Mercredi 25 septembre

Quand j’ai quitté Gabocha, à la fin de son année de cinquième, j’avais hyper peur pour lui. Gabocha est un gamin frêle, aux grands yeux graves, qui parle toujours avec un filet de voix un peu tremblant.

Divers soucis l’ont empêchés de suivre une scolarité normale lorsque j’étais son prof de français, et je l’ai vu perdre pied peu à peu. Ses travaux devenaient de plus en plus laborieux, et son découragement évident.

Retour au présent. Gabocha a à peine grandi, parle toujours doucement, mais sourit désormais presque tout le temps. Il lève la main dès qu’il le peut. Pas trop pour lire ou jouer des extraits de texte, mais pour proposer des réponses à des questions, dire qu’il n’a pas compris, demander un surcroît d’explications. Ses premières évaluations sont encourageantes. Solides.

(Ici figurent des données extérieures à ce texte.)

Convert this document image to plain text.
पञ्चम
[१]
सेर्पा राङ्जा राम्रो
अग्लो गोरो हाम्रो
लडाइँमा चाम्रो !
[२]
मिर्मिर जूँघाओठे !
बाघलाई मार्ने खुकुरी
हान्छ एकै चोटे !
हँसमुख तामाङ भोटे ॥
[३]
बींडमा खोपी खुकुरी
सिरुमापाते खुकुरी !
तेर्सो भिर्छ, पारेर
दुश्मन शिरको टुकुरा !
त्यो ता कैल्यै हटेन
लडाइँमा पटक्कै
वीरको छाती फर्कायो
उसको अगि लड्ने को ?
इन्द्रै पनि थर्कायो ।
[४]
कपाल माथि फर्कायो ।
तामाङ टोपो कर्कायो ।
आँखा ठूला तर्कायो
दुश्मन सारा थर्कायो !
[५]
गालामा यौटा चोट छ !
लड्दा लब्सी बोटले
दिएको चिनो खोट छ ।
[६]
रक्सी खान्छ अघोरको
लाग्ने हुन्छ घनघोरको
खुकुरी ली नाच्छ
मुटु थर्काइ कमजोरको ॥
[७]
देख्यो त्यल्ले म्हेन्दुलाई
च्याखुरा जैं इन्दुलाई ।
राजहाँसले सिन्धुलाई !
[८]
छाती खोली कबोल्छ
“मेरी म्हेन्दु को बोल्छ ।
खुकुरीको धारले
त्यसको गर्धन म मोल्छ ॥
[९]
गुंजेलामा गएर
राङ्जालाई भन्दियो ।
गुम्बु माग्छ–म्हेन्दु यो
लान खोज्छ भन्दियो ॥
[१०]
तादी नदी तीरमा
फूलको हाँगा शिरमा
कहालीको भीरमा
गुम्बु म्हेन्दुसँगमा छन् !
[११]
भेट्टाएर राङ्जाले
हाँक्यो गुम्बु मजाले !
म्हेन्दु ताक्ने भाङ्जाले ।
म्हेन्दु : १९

Au-delà de la joie que j’éprouve à constater son mieux-être, je suis ébahi du travail qui a été fait. Parents, enseignants, CPE… Ils ont été nombreux à lui tendre la main, à l’épauler, doucement, tandis qu’il luttait contre ses difficultés. L’épauler. Parce que le héros de cette histoire, bien entendu, c’est lui.

Parfois, quand le hasard le permet et que nous en avons la force, il existe des fins heureuses.